No doubt you would have seen and perhaps written a test beginning with 'should':

it('should show placeholder text when user has not entered text', ...);

The use of should is a gripe for me, because every time I see it, my mind thinks "well, when should it not do that!". Nearly every time I question this during a review, eyebrows are raised. Am I being pedantic, petty, or just making sure that I have full a understanding of what I'm being asked to review? In most cases, the ambiguity was completely in my head. The code under test is always required to produce the behaviour that's being tested, under those conditions. But the use of 'should' made me doubt it.

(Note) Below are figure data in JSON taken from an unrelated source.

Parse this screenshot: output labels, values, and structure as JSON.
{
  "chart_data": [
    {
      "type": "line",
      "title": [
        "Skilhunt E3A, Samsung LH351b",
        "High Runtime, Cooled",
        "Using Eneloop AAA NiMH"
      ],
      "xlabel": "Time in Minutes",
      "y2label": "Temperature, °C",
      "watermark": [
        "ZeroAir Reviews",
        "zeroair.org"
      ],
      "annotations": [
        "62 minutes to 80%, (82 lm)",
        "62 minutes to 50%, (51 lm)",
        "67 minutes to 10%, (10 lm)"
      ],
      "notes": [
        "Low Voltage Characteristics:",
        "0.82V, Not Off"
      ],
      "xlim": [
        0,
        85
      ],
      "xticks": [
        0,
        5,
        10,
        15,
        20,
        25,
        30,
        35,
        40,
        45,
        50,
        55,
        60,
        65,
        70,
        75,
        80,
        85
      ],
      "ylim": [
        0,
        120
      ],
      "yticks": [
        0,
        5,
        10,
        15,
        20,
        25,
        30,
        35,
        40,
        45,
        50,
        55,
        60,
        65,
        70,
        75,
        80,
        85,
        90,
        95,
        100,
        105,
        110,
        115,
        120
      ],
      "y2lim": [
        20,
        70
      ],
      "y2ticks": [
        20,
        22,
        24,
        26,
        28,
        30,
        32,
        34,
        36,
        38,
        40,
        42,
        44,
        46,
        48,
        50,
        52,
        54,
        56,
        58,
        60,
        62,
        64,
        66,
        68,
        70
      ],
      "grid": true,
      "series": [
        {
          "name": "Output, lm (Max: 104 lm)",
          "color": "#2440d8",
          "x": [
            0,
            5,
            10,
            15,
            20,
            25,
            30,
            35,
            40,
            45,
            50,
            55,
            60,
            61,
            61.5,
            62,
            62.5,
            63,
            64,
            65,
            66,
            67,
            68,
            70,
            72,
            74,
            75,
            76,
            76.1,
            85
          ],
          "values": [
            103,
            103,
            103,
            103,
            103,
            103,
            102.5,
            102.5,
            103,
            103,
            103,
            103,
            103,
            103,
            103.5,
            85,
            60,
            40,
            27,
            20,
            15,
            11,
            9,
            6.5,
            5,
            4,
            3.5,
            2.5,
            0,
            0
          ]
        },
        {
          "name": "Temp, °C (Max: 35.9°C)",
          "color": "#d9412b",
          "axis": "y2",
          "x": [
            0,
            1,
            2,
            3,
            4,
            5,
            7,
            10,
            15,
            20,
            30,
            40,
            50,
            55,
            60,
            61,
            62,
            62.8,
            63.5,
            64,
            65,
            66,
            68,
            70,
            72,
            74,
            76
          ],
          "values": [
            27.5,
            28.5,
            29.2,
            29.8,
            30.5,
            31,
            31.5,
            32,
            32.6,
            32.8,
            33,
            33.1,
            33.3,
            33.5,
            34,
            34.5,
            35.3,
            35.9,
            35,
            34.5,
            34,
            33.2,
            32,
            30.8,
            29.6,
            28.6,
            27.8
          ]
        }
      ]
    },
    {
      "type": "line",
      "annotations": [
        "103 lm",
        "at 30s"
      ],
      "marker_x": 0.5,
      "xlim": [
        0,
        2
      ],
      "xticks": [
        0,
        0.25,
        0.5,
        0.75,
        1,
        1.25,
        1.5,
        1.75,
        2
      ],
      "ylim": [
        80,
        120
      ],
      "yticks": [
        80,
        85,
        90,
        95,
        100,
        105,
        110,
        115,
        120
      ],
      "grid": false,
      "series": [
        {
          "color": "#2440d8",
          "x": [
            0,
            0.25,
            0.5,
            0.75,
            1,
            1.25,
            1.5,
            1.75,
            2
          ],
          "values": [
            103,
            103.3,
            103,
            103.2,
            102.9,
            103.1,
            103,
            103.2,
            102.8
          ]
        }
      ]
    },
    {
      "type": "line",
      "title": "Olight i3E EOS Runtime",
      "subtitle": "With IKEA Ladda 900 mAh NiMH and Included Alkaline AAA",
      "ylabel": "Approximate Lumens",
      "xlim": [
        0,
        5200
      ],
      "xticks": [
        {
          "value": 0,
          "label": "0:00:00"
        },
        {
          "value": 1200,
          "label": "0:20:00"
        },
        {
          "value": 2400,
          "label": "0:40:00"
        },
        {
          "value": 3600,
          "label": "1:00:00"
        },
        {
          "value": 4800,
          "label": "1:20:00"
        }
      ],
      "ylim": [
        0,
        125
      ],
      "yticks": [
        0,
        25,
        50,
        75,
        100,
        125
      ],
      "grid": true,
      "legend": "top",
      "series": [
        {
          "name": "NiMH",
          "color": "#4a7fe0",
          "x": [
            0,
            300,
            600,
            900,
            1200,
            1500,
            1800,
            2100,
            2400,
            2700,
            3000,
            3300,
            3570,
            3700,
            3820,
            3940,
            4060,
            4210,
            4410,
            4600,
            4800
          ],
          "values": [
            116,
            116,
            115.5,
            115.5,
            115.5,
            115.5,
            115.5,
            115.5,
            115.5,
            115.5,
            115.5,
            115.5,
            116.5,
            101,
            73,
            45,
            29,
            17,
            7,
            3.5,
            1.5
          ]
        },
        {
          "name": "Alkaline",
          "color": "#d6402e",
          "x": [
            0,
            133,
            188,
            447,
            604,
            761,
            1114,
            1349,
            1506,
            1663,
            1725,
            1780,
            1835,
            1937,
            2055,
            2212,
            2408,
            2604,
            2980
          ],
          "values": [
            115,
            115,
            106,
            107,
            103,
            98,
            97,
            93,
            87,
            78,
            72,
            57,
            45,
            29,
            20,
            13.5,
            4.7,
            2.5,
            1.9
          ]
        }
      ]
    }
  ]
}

What does the RFC 2119 definition of SHOULD have to say on the manner?:

This word, or the adjective "RECOMMENDED", mean that there may exist valid reasons in particular circumstances to ignore a particular item, but the full implications must be understood and carefully weighed before choosing a different course.

The same document additionally defines MUST, so perhaps that is a suitable replacement?

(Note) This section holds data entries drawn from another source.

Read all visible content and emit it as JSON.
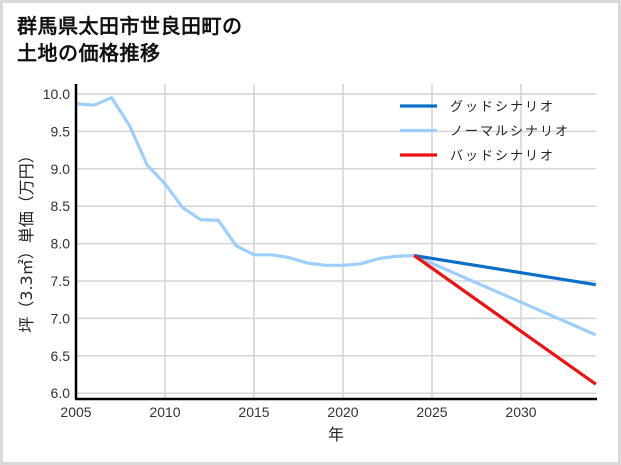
{
  "title": {
    "line1": "群馬県太田市世良田町の",
    "line2": "土地の価格推移"
  },
  "axes": {
    "xlabel": "年",
    "ylabel": "坪（3.3㎡）単価（万円）",
    "xticks": [
      "2005",
      "2010",
      "2015",
      "2020",
      "2025",
      "2030"
    ],
    "yticks": [
      "6.0",
      "6.5",
      "7.0",
      "7.5",
      "8.0",
      "8.5",
      "9.0",
      "9.5",
      "10.0"
    ]
  },
  "legend": {
    "items": [
      {
        "label": "グッドシナリオ",
        "color": "#0a6fc9"
      },
      {
        "label": "ノーマルシナリオ",
        "color": "#9ecffc"
      },
      {
        "label": "バッドシナリオ",
        "color": "#ee1111"
      }
    ]
  },
  "chart_data": {
    "type": "line",
    "title": "群馬県太田市世良田町の土地の価格推移",
    "xlabel": "年",
    "ylabel": "坪（3.3㎡）単価（万円）",
    "xlim": [
      2005,
      2034.2
    ],
    "ylim": [
      5.92,
      10.12
    ],
    "grid": true,
    "legend_position": "upper right",
    "series": [
      {
        "name": "ノーマルシナリオ",
        "color": "#9ecffc",
        "x": [
          2005,
          2006,
          2007,
          2008,
          2009,
          2010,
          2011,
          2012,
          2013,
          2014,
          2015,
          2016,
          2017,
          2018,
          2019,
          2020,
          2021,
          2022,
          2023,
          2024,
          2034.2
        ],
        "y": [
          9.87,
          9.85,
          9.95,
          9.58,
          9.05,
          8.8,
          8.48,
          8.32,
          8.31,
          7.97,
          7.85,
          7.85,
          7.81,
          7.74,
          7.71,
          7.71,
          7.73,
          7.8,
          7.83,
          7.84,
          6.78
        ]
      },
      {
        "name": "グッドシナリオ",
        "color": "#0a6fc9",
        "x": [
          2024,
          2034.2
        ],
        "y": [
          7.84,
          7.45
        ]
      },
      {
        "name": "バッドシナリオ",
        "color": "#ee1111",
        "x": [
          2024,
          2034.2
        ],
        "y": [
          7.84,
          6.12
        ]
      }
    ]
  }
}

This word, or the terms "REQUIRED" or "SHALL", mean that the definition is an absolute requirement of the specification.

Well, it could work, as could SHALL. But can we do better? What's the impact if we remove should altogether?

The first thing that happens is we need to change from a passive, to an active tone of voice:

it('shows placeholder text when user has not entered text', ...);

Not only have we saved characters, we've removed the ambiguity behind the test case. If the test fails, we know exactly why it's failing - the placeholder text failed to be rendered.

The convention of the 'should' prefix seems to originate with behaviour-driven-development, a notion I am a big fan of. In the past I've blogged about structuring tests, such that they align with the behaviour of what's being tested. Tests communicate and demonstrate the intent of the code. Aim for tests to be unambiguous.

Too often I've seen hand-wringy, passive tests that are tightly-coupled to the particular implementation that they're meant to be testing. It's important to avoid that, else your tests end up testing that the code does what the code does, not what it is actually doing. You can break this trap by dropping 'should' from your test names. It forces you to write tests from the user's perspective. That's what truly matters here.

Plus the extra characters you save - I love me some horizontal space.